Что-то сжимается у меня в груди и к горлу подкатывается отвратительная тошнота, прежде, чем я успеваю возразить.
– Пойми, милая, – голос, полный участия, звучит тише, – раз начальник тебя не предупредил, что вещество твое вредное, опасное для твоей жизни, значит, ему так надо было. Мы тут все такие, как и ты, – и громче, похоже, из последних сил, – НЕПРЕДУПРЕЖДЕННЫЕ…
Свет расплывается перед глазами, и вместе с кроватью я падаю куда-то в темноту. Меня обвалакивает сырая отвратительно липкая ночь, и я слышу женские голоса как будто из глубокого колодца. Я уже захлебываясь в этой вязкой тине несчатья без дна, но кровать медленно подымается, возвращаясь в прежнюю палату.
– Девочки, мне все ясно, – Галя Лысенко-Птаха беспомощно разводит руками. –Хотите верьте – хотите нет. У нас на курсе две Рябовых. Ее перепутали. Честное слово, перепутали!
«Так это ошибка! – впервые закрадывается под сердце неясное еще подозрение. – Ошибка! – Надежда и отчаяние разрывают меня на части, но я еще не догадываюсь, что убивать должны были другую Рябову, что не я, а она должна была корчится от боли на этой койке.
– То-есть как перепутали! – почти оскорбленно кричу я.
– Тише, пожалуйста! В наше предгробовое отделение такие важные птицы, как ты, не попадают, – убеждает Галя. –Я родом с Заволжья, у меня дома даже не знают, что я в больнице. Тоня – единственая москвичка, но старики ее померли, сама, вроде, разводка…, никого близких нет
– Да какое все это имеет значение? Москвичка или нет, какая разница? Меня не лечат, хоть на стенку лезь…
– ТУТ НИКОГО НЕ ЛЕЧАТ, ты что, еще не поняла?! Только ты с этими дохтурами в хаки поосторожней.
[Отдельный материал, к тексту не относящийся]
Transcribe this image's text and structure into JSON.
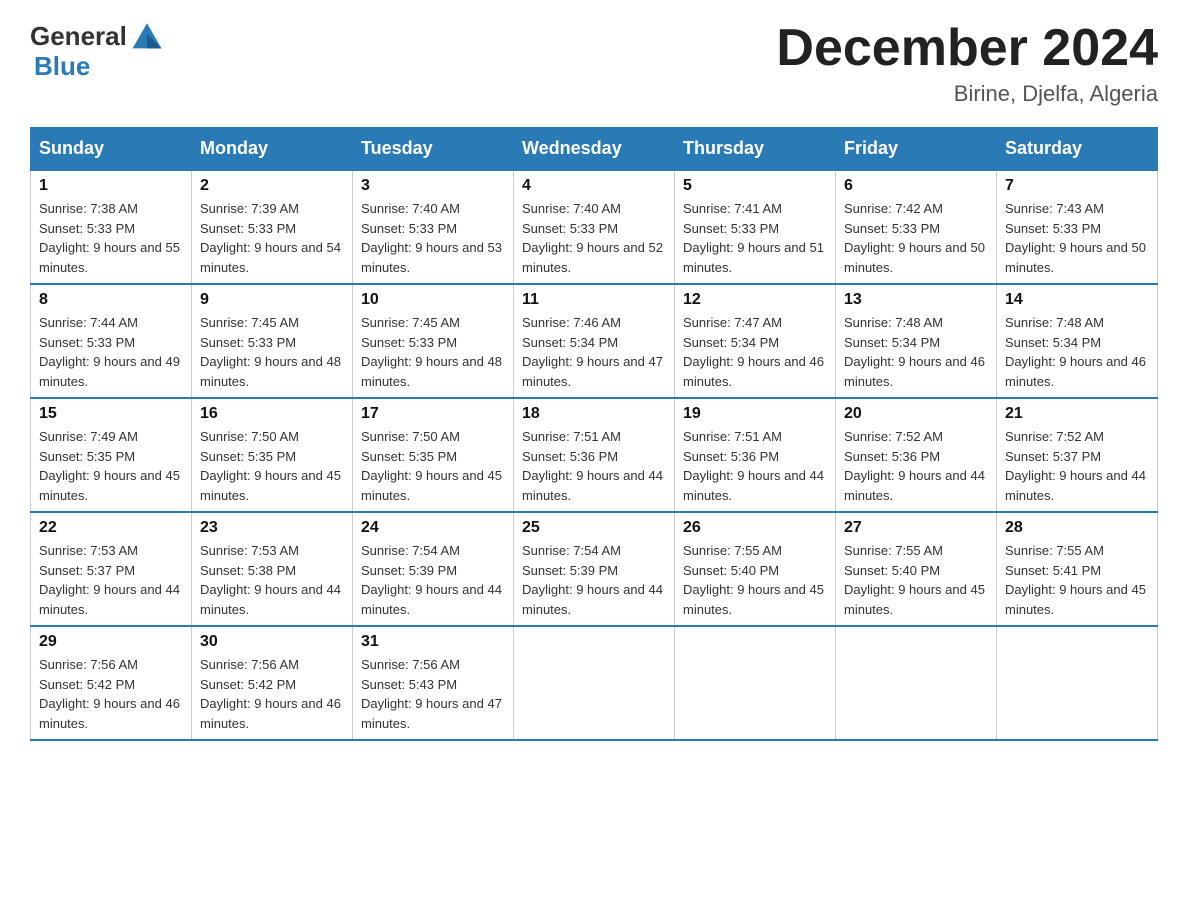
{
  "header": {
    "logo_general": "General",
    "logo_blue": "Blue",
    "month_title": "December 2024",
    "subtitle": "Birine, Djelfa, Algeria"
  },
  "days_of_week": [
    "Sunday",
    "Monday",
    "Tuesday",
    "Wednesday",
    "Thursday",
    "Friday",
    "Saturday"
  ],
  "weeks": [
    [
      {
        "day": "1",
        "sunrise": "7:38 AM",
        "sunset": "5:33 PM",
        "daylight": "9 hours and 55 minutes."
      },
      {
        "day": "2",
        "sunrise": "7:39 AM",
        "sunset": "5:33 PM",
        "daylight": "9 hours and 54 minutes."
      },
      {
        "day": "3",
        "sunrise": "7:40 AM",
        "sunset": "5:33 PM",
        "daylight": "9 hours and 53 minutes."
      },
      {
        "day": "4",
        "sunrise": "7:40 AM",
        "sunset": "5:33 PM",
        "daylight": "9 hours and 52 minutes."
      },
      {
        "day": "5",
        "sunrise": "7:41 AM",
        "sunset": "5:33 PM",
        "daylight": "9 hours and 51 minutes."
      },
      {
        "day": "6",
        "sunrise": "7:42 AM",
        "sunset": "5:33 PM",
        "daylight": "9 hours and 50 minutes."
      },
      {
        "day": "7",
        "sunrise": "7:43 AM",
        "sunset": "5:33 PM",
        "daylight": "9 hours and 50 minutes."
      }
    ],
    [
      {
        "day": "8",
        "sunrise": "7:44 AM",
        "sunset": "5:33 PM",
        "daylight": "9 hours and 49 minutes."
      },
      {
        "day": "9",
        "sunrise": "7:45 AM",
        "sunset": "5:33 PM",
        "daylight": "9 hours and 48 minutes."
      },
      {
        "day": "10",
        "sunrise": "7:45 AM",
        "sunset": "5:33 PM",
        "daylight": "9 hours and 48 minutes."
      },
      {
        "day": "11",
        "sunrise": "7:46 AM",
        "sunset": "5:34 PM",
        "daylight": "9 hours and 47 minutes."
      },
      {
        "day": "12",
        "sunrise": "7:47 AM",
        "sunset": "5:34 PM",
        "daylight": "9 hours and 46 minutes."
      },
      {
        "day": "13",
        "sunrise": "7:48 AM",
        "sunset": "5:34 PM",
        "daylight": "9 hours and 46 minutes."
      },
      {
        "day": "14",
        "sunrise": "7:48 AM",
        "sunset": "5:34 PM",
        "daylight": "9 hours and 46 minutes."
      }
    ],
    [
      {
        "day": "15",
        "sunrise": "7:49 AM",
        "sunset": "5:35 PM",
        "daylight": "9 hours and 45 minutes."
      },
      {
        "day": "16",
        "sunrise": "7:50 AM",
        "sunset": "5:35 PM",
        "daylight": "9 hours and 45 minutes."
      },
      {
        "day": "17",
        "sunrise": "7:50 AM",
        "sunset": "5:35 PM",
        "daylight": "9 hours and 45 minutes."
      },
      {
        "day": "18",
        "sunrise": "7:51 AM",
        "sunset": "5:36 PM",
        "daylight": "9 hours and 44 minutes."
      },
      {
        "day": "19",
        "sunrise": "7:51 AM",
        "sunset": "5:36 PM",
        "daylight": "9 hours and 44 minutes."
      },
      {
        "day": "20",
        "sunrise": "7:52 AM",
        "sunset": "5:36 PM",
        "daylight": "9 hours and 44 minutes."
      },
      {
        "day": "21",
        "sunrise": "7:52 AM",
        "sunset": "5:37 PM",
        "daylight": "9 hours and 44 minutes."
      }
    ],
    [
      {
        "day": "22",
        "sunrise": "7:53 AM",
        "sunset": "5:37 PM",
        "daylight": "9 hours and 44 minutes."
      },
      {
        "day": "23",
        "sunrise": "7:53 AM",
        "sunset": "5:38 PM",
        "daylight": "9 hours and 44 minutes."
      },
      {
        "day": "24",
        "sunrise": "7:54 AM",
        "sunset": "5:39 PM",
        "daylight": "9 hours and 44 minutes."
      },
      {
        "day": "25",
        "sunrise": "7:54 AM",
        "sunset": "5:39 PM",
        "daylight": "9 hours and 44 minutes."
      },
      {
        "day": "26",
        "sunrise": "7:55 AM",
        "sunset": "5:40 PM",
        "daylight": "9 hours and 45 minutes."
      },
      {
        "day": "27",
        "sunrise": "7:55 AM",
        "sunset": "5:40 PM",
        "daylight": "9 hours and 45 minutes."
      },
      {
        "day": "28",
        "sunrise": "7:55 AM",
        "sunset": "5:41 PM",
        "daylight": "9 hours and 45 minutes."
      }
    ],
    [
      {
        "day": "29",
        "sunrise": "7:56 AM",
        "sunset": "5:42 PM",
        "daylight": "9 hours and 46 minutes."
      },
      {
        "day": "30",
        "sunrise": "7:56 AM",
        "sunset": "5:42 PM",
        "daylight": "9 hours and 46 minutes."
      },
      {
        "day": "31",
        "sunrise": "7:56 AM",
        "sunset": "5:43 PM",
        "daylight": "9 hours and 47 minutes."
      },
      null,
      null,
      null,
      null
    ]
  ]
}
Похоже, им неизвестно, что ты другая Рябова. А ту я хорошо знаю, в общежитии вместе живем. Она с Урала, мать недавно умерла, отец запил… Скромная она, тихая, лишнего слова не скажет. Безответная, потому и приговорили ее к заячьей смерти… Это тебя отсюда вытащат, если спохватятся. А ей бы точненько – конец…
– Дома как узнают, что я в этом Обухе. Точно, придут.
– Наивный ты человек, Любка… Куда же они придут? В институт Обуха. Да там военных никто и в глаза не видел. Подумай сама, институт Гигиены Труда, и эти сплошь хаки-каки… какая связь? Мы же совсем в другом корпусе, в СПЕЦотделении, сюда никого и близенько не подпустят. И списочек твой передать некому…
Мир раскалывается на две половины. Все, казавшееся мне понятным и справедливым, остается в другом измерении, по ту сторону мне знакомой Земли… Здесь, в замкнутом пространстве, по сути своей, не больничных, а тюремных стен рушатся все незыблемые истины, превращаясь в прах и тлен…
Глава 5. «Психотропная правда»
– Рябова! – В палату входят санитары, укладывают меня на носилки и куда-то везут. Несколько врачей крутят меня под ренгеновским аппаратом. Снова проверяют зрение и слух, смотрят и до одурения колотят меня молоточком по коленям. Электрокардиограмма, анализы, и никакого внимания на мои жабьи лапки, беспомощно свисающие из-под рукавов халата.
И снова коридоры… Обычная беготня санитаров, мелькание белых шапочек – все удивительно буднично и спокойно. Кто-то громко разговаривает и даже смеется. Высокий мужчина похлопывет по плечу и по спине аппетитную медсестру. Из-под его халата виднеется одежда цвета хаки.
Куда меня волокут? И зачем? И опять СПЕЦотделение… какое странное слово. Неопределенное, ничего не значущее, обтекаемое. Что это? Военный госпиталь или тюремная больница? Но здесь нет ни солдат, ни преступников… Подопытные кролики, как сказали мои соседки. Зачем? Для чего? Есть человекообразные обезьяны, на них можно испробывать все, что угодно. И результаты будут такие же. Или не совсе такие? Не знаю… Интересно, что было бы с гориллой, если б ее посадили в комнату с парами хлорэтилмеркаптана? Взревела бы зверюга, разнесла бы все на свете….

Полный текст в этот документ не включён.